All MS subgroups had significantly lower CSF levels of adenosine and significantly increased degradation of adenosine to inosine (Ino/Ado) and to hypoxanthine (Hyp/Ado) compared to the control group (Table 4(b)).

The group of MS patients with β-carotene deficiency had the increased degradation of the hypoxanthine to the xanthine (Xan/Hyp), as well as significantly higher CSF levels of uric acid compared to the control group (20.09 (17.88–27.54) versus 15.07 (14.12–16.02) μmol/L, ). In comparison to the control group, significantly elevated CSF levels of xanthine were observed in patients with γT deficiency and γT + CoQ10 deficiency only (Table 4(b)).

4. Discussion

The results presented suggest that, in patients with multiple sclerosis (MS) alteration in the metabolism of purine nucleotides (Table 2), reduced antioxidant and neuroprotection (Table 3) occur, and is associated with increased intrathecal synthesis of IgG. Similar results were reported by multiple authors [8, 2225].

MS patients may suffer from a cell energy metabolism deficit that can be documented in biological fluids (cerebrospinal fluid and serum). The profile of compounds directly (CSF adenosine, inosine, hypoxanthine, xanthine, and uric acid) or indirectly (serum coenzyme Q10) reflects the imbalance between adenosine triphosphate (ATP) production and consumption. Increased purine nucleotide degradation observed in our MS patients (Table 2) is activated in situations that are associated with a decrease in the amount of ATP and the related rise of adenosine monophosphate (AMP) levels. AMP can be metabolized in the cells in two ways: (a) by deamination to inosine monophosphate (IMP) followed by dephosphorylation of IMP to inosine or (b) by dephosphorylation to adenosine and its deamination to inosine (Figure 3). At physiological concentrations of ATP deamination of AMP to IMP is preferred [26].

In experimental autoimmune encephalomyelitis (EAE), the animal model of MS, it has been effectively shown that efficiency in neuronal ATP biosynthesis is decreased due to mitochondrial malfunctioning, leading to cell energy state imbalance [27, 28]. If this occurs in MS patients too, a continuous outflow of ATP catabolites, including uric acid and its precursors, is expected from cerebral tissue of the MS lesions into the extracellular space. The picture of an energetic alteration in MS patients indirectly is reinforced by data referring to the coenzyme Q10 decrease in serum of MS patients (Table 3).
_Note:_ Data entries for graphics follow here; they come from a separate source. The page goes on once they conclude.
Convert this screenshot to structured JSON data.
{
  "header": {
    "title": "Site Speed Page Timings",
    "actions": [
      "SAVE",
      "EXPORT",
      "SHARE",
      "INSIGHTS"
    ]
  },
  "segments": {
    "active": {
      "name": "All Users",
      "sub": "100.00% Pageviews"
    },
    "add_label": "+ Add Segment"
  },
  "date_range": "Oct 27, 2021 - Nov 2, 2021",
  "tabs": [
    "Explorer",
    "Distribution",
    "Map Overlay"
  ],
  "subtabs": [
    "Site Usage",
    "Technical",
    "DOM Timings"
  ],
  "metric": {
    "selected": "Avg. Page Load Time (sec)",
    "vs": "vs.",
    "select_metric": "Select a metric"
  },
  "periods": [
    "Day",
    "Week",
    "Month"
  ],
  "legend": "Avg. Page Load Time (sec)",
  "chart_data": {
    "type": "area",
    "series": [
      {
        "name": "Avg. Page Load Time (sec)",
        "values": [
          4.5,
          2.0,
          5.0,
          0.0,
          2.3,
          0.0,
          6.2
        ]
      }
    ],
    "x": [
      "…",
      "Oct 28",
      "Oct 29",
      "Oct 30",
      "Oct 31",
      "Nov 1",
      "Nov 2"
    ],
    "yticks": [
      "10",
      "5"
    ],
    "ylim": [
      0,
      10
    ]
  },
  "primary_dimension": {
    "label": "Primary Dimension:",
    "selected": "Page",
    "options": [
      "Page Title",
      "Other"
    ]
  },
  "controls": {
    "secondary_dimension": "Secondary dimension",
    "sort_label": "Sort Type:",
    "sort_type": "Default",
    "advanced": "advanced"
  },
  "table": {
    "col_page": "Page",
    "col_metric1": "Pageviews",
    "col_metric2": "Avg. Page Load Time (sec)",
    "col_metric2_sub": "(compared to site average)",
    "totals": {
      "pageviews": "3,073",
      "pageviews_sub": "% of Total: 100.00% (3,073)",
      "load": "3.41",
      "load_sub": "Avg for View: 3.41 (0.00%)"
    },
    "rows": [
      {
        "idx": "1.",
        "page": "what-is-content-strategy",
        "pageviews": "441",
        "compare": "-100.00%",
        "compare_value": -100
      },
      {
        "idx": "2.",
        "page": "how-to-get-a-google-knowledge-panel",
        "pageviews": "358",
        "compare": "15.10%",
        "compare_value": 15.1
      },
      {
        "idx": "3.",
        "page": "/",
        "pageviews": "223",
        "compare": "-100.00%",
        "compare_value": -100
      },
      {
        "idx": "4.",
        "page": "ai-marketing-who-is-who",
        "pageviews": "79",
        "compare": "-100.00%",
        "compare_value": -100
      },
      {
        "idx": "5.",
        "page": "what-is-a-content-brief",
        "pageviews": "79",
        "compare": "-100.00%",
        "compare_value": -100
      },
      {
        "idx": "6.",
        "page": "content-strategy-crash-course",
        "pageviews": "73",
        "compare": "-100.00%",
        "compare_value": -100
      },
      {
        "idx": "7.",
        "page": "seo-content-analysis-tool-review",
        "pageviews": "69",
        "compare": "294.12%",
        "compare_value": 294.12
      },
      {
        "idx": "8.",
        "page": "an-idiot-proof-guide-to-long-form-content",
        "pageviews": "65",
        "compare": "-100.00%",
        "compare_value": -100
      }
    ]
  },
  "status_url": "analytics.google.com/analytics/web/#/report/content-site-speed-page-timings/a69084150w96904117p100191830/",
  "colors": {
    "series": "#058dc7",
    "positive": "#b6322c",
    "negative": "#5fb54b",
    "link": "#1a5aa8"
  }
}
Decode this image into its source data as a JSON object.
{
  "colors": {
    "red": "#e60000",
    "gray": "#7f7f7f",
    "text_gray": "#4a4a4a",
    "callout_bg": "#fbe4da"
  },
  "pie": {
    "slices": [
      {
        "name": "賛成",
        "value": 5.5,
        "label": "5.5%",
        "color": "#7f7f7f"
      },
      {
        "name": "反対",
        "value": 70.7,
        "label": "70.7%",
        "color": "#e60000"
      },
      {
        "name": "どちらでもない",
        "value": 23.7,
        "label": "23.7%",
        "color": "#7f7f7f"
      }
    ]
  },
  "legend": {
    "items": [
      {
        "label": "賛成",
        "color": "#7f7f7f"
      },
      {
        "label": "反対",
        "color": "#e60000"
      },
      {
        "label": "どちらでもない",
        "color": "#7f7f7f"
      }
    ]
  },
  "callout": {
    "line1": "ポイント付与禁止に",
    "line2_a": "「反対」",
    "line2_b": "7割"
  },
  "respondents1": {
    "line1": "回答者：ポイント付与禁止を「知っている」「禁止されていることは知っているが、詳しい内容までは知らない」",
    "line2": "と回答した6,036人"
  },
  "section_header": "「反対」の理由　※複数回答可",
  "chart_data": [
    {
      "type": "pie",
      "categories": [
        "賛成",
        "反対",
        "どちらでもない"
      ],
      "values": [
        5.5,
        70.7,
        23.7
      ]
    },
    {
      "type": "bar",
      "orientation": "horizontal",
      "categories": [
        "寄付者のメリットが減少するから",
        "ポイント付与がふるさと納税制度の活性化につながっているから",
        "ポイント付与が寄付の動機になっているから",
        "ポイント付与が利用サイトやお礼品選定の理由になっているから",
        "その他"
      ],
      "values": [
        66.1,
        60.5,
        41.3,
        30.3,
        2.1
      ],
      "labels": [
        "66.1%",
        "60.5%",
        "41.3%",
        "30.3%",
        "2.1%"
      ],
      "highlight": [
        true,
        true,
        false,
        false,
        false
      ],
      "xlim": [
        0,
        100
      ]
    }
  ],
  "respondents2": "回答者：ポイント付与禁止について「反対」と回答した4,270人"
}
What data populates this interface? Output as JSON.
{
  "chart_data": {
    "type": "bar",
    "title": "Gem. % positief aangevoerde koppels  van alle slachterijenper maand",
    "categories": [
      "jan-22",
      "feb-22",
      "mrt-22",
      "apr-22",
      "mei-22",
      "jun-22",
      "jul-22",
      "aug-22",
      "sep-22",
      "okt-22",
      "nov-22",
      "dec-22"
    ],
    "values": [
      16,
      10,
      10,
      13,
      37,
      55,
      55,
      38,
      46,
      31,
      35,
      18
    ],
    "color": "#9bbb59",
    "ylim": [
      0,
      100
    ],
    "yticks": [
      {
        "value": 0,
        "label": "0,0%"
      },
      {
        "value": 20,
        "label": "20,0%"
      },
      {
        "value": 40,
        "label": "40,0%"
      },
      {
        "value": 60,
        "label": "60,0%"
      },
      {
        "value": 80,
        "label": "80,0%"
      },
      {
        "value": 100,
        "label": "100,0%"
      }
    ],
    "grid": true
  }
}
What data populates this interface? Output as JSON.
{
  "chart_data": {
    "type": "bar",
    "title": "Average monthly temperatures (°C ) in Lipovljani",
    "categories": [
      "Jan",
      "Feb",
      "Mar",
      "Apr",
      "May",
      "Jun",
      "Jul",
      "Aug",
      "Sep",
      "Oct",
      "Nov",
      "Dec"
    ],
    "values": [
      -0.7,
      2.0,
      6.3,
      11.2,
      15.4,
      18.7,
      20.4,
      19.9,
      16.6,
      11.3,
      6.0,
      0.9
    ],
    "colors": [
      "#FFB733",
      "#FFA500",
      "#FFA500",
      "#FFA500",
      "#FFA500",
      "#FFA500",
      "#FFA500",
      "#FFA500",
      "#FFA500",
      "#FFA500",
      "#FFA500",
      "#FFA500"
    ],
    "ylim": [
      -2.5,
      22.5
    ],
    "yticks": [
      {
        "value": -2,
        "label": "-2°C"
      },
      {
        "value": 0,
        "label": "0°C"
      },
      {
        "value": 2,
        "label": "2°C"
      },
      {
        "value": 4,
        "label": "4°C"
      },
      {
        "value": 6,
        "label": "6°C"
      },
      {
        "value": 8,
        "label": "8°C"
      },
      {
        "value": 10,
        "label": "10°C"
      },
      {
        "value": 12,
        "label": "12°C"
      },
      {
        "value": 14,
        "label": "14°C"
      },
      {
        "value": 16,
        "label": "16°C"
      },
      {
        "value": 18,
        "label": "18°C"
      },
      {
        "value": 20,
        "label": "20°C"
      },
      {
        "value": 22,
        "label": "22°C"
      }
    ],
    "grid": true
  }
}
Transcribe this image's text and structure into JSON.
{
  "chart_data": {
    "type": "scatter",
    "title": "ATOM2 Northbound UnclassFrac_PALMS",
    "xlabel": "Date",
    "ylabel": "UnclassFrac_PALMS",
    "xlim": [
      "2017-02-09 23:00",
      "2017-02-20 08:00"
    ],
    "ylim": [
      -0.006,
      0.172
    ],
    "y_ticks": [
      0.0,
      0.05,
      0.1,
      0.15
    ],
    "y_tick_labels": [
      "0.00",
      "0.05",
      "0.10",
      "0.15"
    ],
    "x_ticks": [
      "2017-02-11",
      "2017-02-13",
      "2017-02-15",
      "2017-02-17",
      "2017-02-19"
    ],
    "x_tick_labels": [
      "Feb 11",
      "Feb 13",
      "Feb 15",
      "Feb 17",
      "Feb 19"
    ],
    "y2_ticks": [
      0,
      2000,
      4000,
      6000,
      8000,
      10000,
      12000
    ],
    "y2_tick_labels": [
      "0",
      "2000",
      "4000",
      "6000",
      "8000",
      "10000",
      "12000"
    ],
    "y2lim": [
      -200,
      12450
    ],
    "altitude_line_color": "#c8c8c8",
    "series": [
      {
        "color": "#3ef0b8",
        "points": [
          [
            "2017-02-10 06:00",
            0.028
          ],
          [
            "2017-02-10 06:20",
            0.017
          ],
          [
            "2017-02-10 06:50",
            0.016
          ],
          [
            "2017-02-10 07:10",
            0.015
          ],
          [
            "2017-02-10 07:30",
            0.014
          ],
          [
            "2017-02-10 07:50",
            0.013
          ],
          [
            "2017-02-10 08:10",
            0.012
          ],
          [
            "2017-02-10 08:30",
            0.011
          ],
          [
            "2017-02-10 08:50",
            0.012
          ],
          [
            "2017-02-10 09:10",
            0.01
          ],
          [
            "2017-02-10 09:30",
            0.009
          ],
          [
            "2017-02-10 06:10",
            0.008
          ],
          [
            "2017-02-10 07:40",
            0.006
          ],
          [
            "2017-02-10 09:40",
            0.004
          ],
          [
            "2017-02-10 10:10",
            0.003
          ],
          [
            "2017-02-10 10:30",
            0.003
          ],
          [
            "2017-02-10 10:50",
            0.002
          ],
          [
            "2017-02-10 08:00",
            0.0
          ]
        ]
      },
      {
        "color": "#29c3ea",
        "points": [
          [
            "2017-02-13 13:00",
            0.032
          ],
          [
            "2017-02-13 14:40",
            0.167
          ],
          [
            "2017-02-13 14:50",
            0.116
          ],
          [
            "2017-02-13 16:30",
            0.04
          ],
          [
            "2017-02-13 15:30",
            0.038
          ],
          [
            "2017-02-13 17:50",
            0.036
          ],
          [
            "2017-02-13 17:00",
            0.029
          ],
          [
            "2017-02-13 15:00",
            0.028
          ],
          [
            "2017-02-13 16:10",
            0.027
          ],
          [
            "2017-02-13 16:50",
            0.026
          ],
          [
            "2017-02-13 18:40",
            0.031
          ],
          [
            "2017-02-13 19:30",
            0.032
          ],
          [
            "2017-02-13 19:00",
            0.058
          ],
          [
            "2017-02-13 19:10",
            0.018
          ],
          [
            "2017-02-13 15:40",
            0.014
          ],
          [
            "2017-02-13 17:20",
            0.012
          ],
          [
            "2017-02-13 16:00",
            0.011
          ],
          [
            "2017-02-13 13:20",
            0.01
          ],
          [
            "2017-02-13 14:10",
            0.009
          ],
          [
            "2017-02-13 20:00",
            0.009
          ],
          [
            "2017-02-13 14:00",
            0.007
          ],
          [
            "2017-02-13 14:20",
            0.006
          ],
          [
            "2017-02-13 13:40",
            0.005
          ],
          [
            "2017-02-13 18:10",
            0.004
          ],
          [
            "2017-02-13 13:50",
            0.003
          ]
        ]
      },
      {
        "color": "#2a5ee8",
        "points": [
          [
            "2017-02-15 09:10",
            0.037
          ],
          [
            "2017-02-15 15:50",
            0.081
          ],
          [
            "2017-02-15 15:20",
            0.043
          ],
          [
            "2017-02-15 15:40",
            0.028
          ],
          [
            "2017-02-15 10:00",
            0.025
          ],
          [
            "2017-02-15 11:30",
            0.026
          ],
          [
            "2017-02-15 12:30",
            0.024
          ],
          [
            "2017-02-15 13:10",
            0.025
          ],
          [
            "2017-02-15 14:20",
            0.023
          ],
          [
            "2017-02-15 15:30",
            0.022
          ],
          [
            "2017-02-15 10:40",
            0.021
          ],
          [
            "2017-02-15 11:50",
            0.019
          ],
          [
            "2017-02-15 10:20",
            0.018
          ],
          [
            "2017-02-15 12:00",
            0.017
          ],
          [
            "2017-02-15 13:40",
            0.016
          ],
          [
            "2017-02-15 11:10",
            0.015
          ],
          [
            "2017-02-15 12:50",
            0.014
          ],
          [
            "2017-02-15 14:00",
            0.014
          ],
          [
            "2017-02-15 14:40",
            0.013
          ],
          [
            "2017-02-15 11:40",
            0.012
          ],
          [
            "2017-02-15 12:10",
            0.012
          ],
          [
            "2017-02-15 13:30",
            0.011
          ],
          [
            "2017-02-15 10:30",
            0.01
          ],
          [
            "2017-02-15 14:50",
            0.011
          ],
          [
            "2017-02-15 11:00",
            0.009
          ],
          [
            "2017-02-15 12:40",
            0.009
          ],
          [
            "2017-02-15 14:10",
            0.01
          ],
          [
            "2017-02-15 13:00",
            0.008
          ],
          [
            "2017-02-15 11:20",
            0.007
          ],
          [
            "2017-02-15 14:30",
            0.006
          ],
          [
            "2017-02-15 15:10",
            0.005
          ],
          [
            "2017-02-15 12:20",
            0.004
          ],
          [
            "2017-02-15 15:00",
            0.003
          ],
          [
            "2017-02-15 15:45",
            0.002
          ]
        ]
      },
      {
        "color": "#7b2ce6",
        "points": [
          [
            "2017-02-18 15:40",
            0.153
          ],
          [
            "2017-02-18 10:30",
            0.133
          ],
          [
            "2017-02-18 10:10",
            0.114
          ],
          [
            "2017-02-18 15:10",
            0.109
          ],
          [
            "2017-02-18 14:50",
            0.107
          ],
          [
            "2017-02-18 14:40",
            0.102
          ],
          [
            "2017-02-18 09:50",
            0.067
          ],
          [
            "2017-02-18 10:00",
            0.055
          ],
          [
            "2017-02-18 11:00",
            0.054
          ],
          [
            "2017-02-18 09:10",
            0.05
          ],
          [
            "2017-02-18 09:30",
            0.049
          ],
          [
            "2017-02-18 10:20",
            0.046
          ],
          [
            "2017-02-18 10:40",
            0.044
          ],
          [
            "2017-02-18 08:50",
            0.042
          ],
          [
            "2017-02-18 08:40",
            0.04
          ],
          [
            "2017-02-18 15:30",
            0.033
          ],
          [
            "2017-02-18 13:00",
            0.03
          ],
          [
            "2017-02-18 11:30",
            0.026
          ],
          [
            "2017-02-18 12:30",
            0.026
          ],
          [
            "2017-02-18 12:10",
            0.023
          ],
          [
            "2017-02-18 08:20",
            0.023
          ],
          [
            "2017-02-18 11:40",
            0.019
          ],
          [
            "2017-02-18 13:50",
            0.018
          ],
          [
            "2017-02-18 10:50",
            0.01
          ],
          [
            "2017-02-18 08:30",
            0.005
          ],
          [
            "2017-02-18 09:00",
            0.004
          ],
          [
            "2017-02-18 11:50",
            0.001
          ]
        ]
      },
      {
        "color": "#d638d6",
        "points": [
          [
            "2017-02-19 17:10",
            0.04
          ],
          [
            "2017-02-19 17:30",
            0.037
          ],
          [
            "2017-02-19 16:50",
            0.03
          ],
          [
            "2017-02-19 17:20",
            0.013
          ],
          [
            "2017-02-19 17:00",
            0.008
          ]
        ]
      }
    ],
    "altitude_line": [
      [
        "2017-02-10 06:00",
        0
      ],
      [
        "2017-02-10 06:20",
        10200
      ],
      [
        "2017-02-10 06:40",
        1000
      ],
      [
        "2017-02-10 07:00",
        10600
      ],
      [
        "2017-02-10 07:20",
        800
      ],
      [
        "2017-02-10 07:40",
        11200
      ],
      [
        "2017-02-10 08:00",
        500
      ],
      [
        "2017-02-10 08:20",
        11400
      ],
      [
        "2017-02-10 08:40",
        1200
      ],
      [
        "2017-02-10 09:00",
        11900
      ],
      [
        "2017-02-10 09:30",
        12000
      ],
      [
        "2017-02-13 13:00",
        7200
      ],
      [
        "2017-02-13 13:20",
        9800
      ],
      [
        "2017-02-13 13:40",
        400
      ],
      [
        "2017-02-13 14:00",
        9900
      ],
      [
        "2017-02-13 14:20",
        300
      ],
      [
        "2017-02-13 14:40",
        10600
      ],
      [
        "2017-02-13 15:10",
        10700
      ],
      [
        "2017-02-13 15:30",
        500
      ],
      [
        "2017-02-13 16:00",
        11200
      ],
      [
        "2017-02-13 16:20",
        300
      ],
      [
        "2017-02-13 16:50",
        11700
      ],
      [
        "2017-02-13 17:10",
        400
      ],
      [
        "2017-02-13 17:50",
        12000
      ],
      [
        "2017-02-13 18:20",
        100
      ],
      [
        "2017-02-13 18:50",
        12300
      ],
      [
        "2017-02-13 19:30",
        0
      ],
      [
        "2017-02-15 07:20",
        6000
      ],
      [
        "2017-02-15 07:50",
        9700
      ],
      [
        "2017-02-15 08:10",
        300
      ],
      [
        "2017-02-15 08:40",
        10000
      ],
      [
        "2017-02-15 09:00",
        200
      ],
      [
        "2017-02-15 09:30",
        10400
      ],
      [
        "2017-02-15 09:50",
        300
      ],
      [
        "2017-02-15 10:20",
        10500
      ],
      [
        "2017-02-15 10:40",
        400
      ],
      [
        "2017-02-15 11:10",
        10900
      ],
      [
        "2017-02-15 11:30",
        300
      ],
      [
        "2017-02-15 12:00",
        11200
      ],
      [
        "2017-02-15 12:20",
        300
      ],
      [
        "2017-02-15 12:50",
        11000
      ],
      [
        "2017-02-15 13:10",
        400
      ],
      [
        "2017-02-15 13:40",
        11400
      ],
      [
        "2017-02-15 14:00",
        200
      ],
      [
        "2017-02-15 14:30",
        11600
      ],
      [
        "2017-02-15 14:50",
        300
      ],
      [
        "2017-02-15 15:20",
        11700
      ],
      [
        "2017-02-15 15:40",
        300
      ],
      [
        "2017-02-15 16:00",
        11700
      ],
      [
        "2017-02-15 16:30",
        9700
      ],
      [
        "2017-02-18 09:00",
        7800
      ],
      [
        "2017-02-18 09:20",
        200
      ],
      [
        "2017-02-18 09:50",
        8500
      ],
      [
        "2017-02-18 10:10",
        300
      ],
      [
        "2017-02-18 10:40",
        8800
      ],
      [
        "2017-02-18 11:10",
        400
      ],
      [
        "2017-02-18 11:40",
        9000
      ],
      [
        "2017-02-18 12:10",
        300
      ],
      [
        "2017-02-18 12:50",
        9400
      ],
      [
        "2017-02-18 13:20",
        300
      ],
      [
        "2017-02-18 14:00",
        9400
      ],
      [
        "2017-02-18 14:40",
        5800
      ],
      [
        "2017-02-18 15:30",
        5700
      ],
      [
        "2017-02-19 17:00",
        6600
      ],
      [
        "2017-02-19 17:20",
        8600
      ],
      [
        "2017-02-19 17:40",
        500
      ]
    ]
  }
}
Coenzyme Q10 is essential for the energy production of the cells as an electron transporter in the mitochondrial respiratory chain. In the process of oxidative phosphorylation in mitochondria Coenzyme Q10 transfers electrons from complex I (NADH CoQ reductase) to complex III (cytochrome bc1 complex) or complex II (succinate dehydrogenase) on the complex III [29]. CoQ10 deficiency during the time of increased energy requirements causes a decrease in production of ATP and activates the processes that lead to the degradation of ATP to AMP, its dephosphorylation to adenosine, and its subsequent degradation to inosine and hypoxanthine (Table 4(b)).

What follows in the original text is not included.